Ich werde an dich denken, wenn ich an dem wilden Strand sitze und die Sonne hinter den Bergen verschwindet und das Mondlicht einen silberne Straße auf das Meer legt. Wenn wir ein Feuer anzünden, Bier trinken und zuhören, wie die Brandung schwächer wird bis zu dem Moment, an dem der Wind die Richtung wechselt, weil die Luft über dem warmen Meer plötzlich genauso schnell aufsteigt wie über dem kühler werdenden Sand des Strandes. Für eine kurze Zeit wird das Meer still, und ich werde hinein waten und mich ausgestreckt auf dem Rücken treiben lassen und zu den Sternen blicken, und es wird sich anfühlen, als wärst du da, wenn ich mir vorstelle, dass du möglicherweise gerade irgendwo auf genau denselben Stern blickst wie ich.
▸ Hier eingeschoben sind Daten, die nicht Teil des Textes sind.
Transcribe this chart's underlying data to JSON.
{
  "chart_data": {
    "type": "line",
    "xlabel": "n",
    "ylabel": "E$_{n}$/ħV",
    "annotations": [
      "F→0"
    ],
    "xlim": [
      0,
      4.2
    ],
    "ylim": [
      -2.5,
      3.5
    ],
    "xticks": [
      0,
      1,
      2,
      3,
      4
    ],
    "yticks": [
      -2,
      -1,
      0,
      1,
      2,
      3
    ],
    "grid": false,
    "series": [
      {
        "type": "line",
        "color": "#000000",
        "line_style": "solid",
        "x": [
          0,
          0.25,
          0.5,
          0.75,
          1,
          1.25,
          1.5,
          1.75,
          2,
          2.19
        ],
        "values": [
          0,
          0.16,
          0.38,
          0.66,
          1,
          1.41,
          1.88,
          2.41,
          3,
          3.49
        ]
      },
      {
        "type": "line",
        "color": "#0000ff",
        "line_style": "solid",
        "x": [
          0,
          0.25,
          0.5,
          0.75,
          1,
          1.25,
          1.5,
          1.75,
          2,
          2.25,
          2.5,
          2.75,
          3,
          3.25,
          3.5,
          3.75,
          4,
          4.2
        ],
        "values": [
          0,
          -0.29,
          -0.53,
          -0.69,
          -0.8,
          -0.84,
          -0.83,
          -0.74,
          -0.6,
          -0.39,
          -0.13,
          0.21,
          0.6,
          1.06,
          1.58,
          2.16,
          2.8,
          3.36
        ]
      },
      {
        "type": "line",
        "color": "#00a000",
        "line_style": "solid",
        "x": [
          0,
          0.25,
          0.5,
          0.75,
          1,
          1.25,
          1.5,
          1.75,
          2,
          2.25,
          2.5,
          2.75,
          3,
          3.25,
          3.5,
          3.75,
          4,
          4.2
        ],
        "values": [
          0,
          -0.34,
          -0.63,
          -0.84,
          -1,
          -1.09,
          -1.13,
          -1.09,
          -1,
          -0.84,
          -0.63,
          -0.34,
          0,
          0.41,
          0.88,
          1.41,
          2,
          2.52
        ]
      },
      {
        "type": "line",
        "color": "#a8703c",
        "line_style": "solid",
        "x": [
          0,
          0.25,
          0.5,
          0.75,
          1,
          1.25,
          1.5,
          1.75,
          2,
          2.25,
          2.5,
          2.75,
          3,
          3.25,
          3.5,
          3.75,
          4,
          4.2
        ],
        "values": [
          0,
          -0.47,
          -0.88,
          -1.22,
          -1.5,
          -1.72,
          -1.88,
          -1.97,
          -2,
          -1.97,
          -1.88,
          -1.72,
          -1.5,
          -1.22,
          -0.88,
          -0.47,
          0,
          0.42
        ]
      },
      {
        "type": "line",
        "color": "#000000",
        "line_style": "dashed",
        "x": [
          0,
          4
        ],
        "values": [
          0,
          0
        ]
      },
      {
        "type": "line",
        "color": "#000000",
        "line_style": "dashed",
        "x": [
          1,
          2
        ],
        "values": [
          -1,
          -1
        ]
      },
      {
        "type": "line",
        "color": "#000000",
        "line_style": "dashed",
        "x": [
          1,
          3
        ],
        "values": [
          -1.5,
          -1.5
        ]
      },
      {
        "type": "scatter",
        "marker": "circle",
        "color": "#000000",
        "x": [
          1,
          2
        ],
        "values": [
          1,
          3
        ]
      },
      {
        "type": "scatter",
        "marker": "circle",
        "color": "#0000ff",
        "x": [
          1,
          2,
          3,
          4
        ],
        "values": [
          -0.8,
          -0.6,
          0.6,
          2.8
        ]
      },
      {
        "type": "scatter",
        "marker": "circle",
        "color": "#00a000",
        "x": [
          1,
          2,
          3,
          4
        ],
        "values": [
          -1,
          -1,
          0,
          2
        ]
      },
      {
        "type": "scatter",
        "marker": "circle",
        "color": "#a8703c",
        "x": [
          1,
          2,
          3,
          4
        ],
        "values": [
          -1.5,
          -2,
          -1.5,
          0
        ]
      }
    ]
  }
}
Wir werden schwimmen, irgendwann, nachts und nackt, und ein Feuer anzünden an einem wilden Strand, und ja, ich möchte, dass das eine Metapher ist für alles, was noch kommt. Und ja, es ist mir auch ein bisschen peinlich, darüber zu reden. Ich mach das nur, weil es wichtig ist.

Aber vielleicht könntest du es mir auch einfach zeigen?